As you can tell, there are individuals clearly excluded from this statute and clearly those who are included, but there is a large grey area for other employees. You must take great care if you wish to enter into a non-compete agreement with an employee. The statute provides a private right of action which allows an employee to sue two years from the later of the date the covenant not to compete was signed, the date the covered employee learned of the covenant not to compete, the date the employee relationship was terminated, or the date the employer took action to enforce the covenant not to compete.
In any civil action, a court may void a covenant not to compete and provide other relief such as an injunction. There are provisions for awards of compensatory damages and liquidated damages along with the right to attorneys’ fees and costs including recovery of expert witness fees.
What Should You Do?
- Review your policies and procedures about requiring restrictive covenants.
- Impose strict guidelines on any attempt to require restrictive covenants to ensure the restrictive covenants will comply with the law.
- If you use a non-disclosure agreement, review any forms to eliminate any reference to requirements that can be construed as non-compete restrictions.
- Review your employment handbook and employment policies to eliminate requirements that may be construed as non-compete restrictions.
- Follow the new posting requirement of the law. Under the new law, employers must post a copy of the restrictive covenant law or summary of the law approved by the Department of Labor and Industry in the same location where other employee notices required by state or federal law are posted.
The new law decriminalizes simple marijuana possession offenses in Virginia. It prohibits employers from requiring an applicant to disclose information in an application, interview, or otherwise about any decriminalized marijuana arrests, criminal charges or convictions.
An employer violating this can be held responsible for a class 1 misdemeanor for willful violations.
What Do You Do?
- Review and revise hiring paperwork to eliminate prohibited inquiries.
- Train interviewers to avoid prohibited inquiries.
Minimum Wage Increase
The new law goes into effect May 1, 2021 (delayed from an earlier start date due to pandemic issues).

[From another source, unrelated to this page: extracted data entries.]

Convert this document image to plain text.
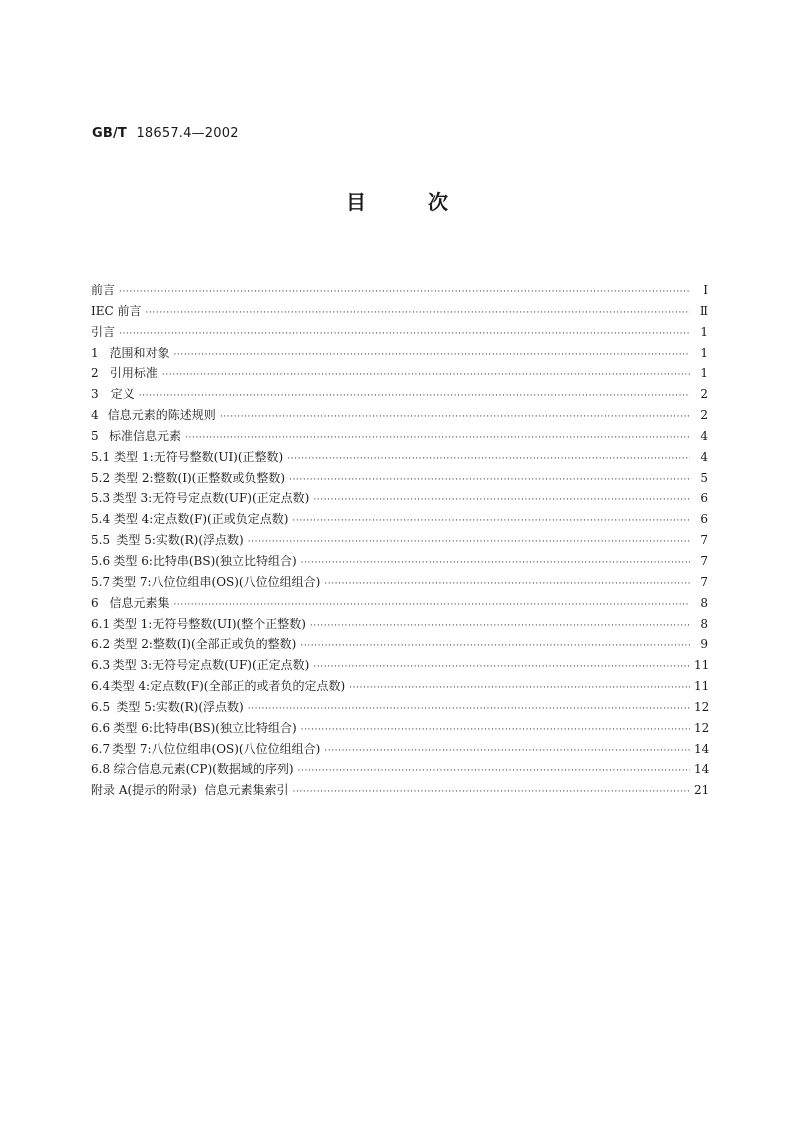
GB/T 18657.4—2002
目次
前言 ·····	Ⅰ
IEC 前言 ·····	Ⅱ
引言 ·····	1
1 范围和对象 ·····	1
2 引用标准 ·····	1
3	定义 ·····	2
4 信息元素的陈述规则 ·····	2
5 标准信息元素 ·····	4
5.1 类型 1:无符号整数(UI)(正整数) ·····	4
5.2 类型 2:整数(I)(正整数或负整数) ·····	5
5.3 类型 3:无符号定点数(UF)(正定点数) ·····	6
5.4 类型 4:定点数(F)(正或负定点数) ·····	6
5.5 类型 5:实数(R)(浮点数) ·····	7
5.6 类型 6:比特串(BS)(独立比特组合) ·····	7
5.7 类型 7:八位位组串(OS)(八位位组组合) ·····	7
6 信息元素集 ·····	8
6.1 类型 1:无符号整数(UI)(整个正整数) ·····	8
6.2 类型 2:整数(I)(全部正或负的整数) ·····	9
6.3 类型 3:无符号定点数(UF)(正定点数) ·····	11
6.4 类型 4:定点数(F)(全部正的或者负的定点数) ·····	11
6.5 类型 5:实数(R)(浮点数) ·····	12
6.6 类型 6:比特串(BS)(独立比特组合) ·····	12
6.7 类型 7:八位位组串(OS)(八位位组组合) ·····	14
6.8 综合信息元素(CP)(数据域的序列) ·····	14
附录 A(提示的附录)  信息元素集索引 ·····	21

It provides for special state minimum wage above the federal minimum wage:
- May 1, 2021 – January 1, 2022: Min. Wage of $9.50
- January 1, 2022 – January 1, 2023: Min. Wage of $11.00
- January 1, 2023 – January 1, 2025: Min. Wage of $12.00
- January 1, 2025 – January 1, 2026: Min. Wage of $13.50
- January 1, 2026 – January 1, 2027: Min. Wage of $15.00
What Should You Do?
- Train managers and HR personnel in the new requirements.
- Make sure your general office or payroll provider is given plenty of notice so steps can be taken to prevent violations.
- Know the impact on sales personnel. They must be paid minimum wage for each hour worked. Draws may be insufficient when the minimum wage increases.